The 53rd Biennale di Venezia (2009) saw Bouchet’s hitherto most spectacular installation, which, shedding light on the subject of the single-family home, may be regarded as a prologue to the exhibition “New Living” in the Schirn. Bouchet bought a construction kit for a wooden single-family house from Forest Homes in Selinsgrove, Pennsylvania, made it buoyant, and installed it in the harbor basin of the Arsenale in Venice. For Bouchet, the “Sir Walter Scott” home, which is typical in US suburbs, stands for the dream of independence and individuality, yet also represents a commercial illusion of sorts, a borderline film set where one lays out the realization of the imagined freedom and autonomy.
After he had moved to New York in 2001, the artist again made his studio the venue of an art project.
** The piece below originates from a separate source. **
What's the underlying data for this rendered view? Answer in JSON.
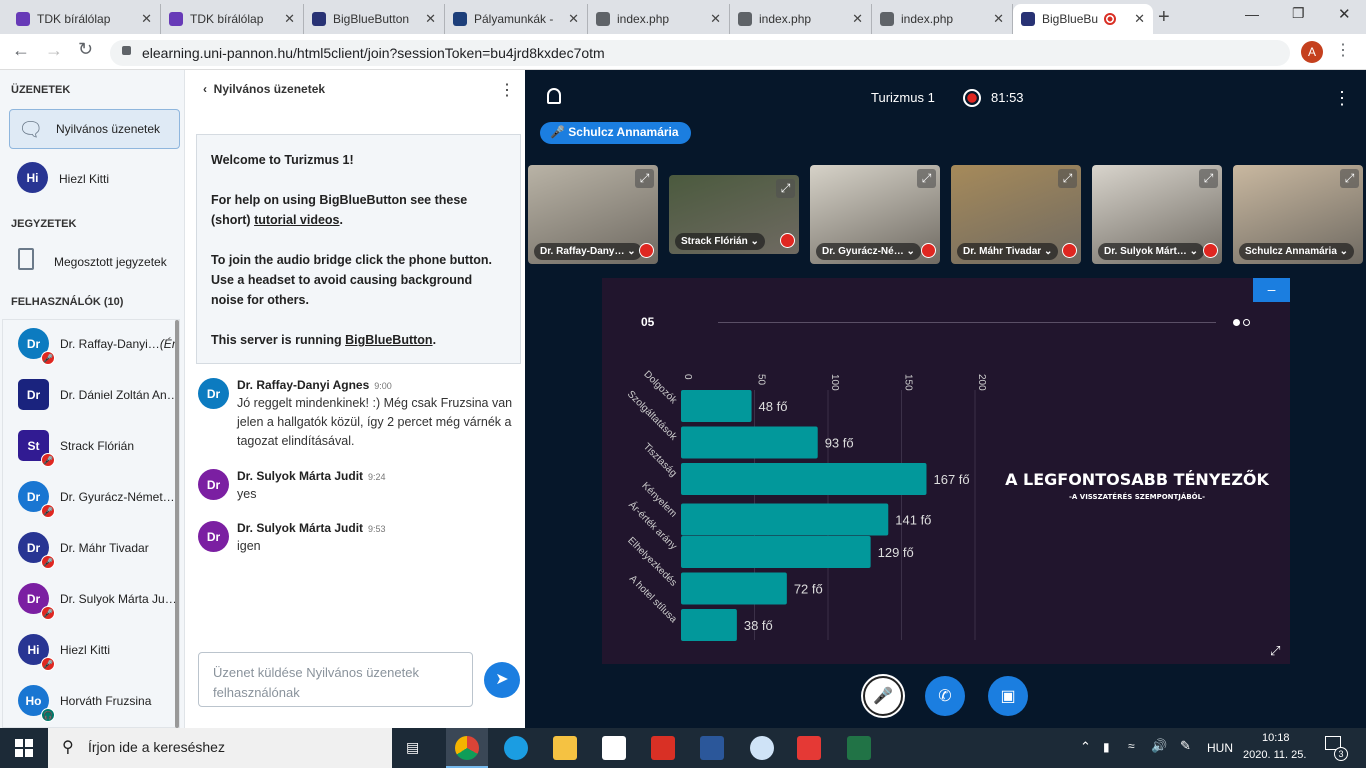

For “Warsaw Travel/Travel Warsaw” he turned the space into a fully functional travel office complete with computer terminals and specially designed travel posters and vacation flyers. Air passengers were able to book their flights there, but had to stop over in Warsaw where a photographer took a picture of them. The project was aimed at establishing a new air traffic hub far from the international routes and endowing Warsaw with a new meaning as a junction. Again and again Mike Bouchet relates to economic circulation processes, to phenomena, strategies, and ideas of consumption, marketing, and outsourcing.
His actions, installations, and sculptures always unfold concise pictures of complex economic and cultural contexts and the desires connected with them. His projects are models of a reality which is both real and fictitious at the same time. “You cannot alter your place in the world without first altering your image of the world,” the artist says, his interest focused on the effects of pictures and the social desires they produce.
Bouchet lives in Frankfurt since 2004.”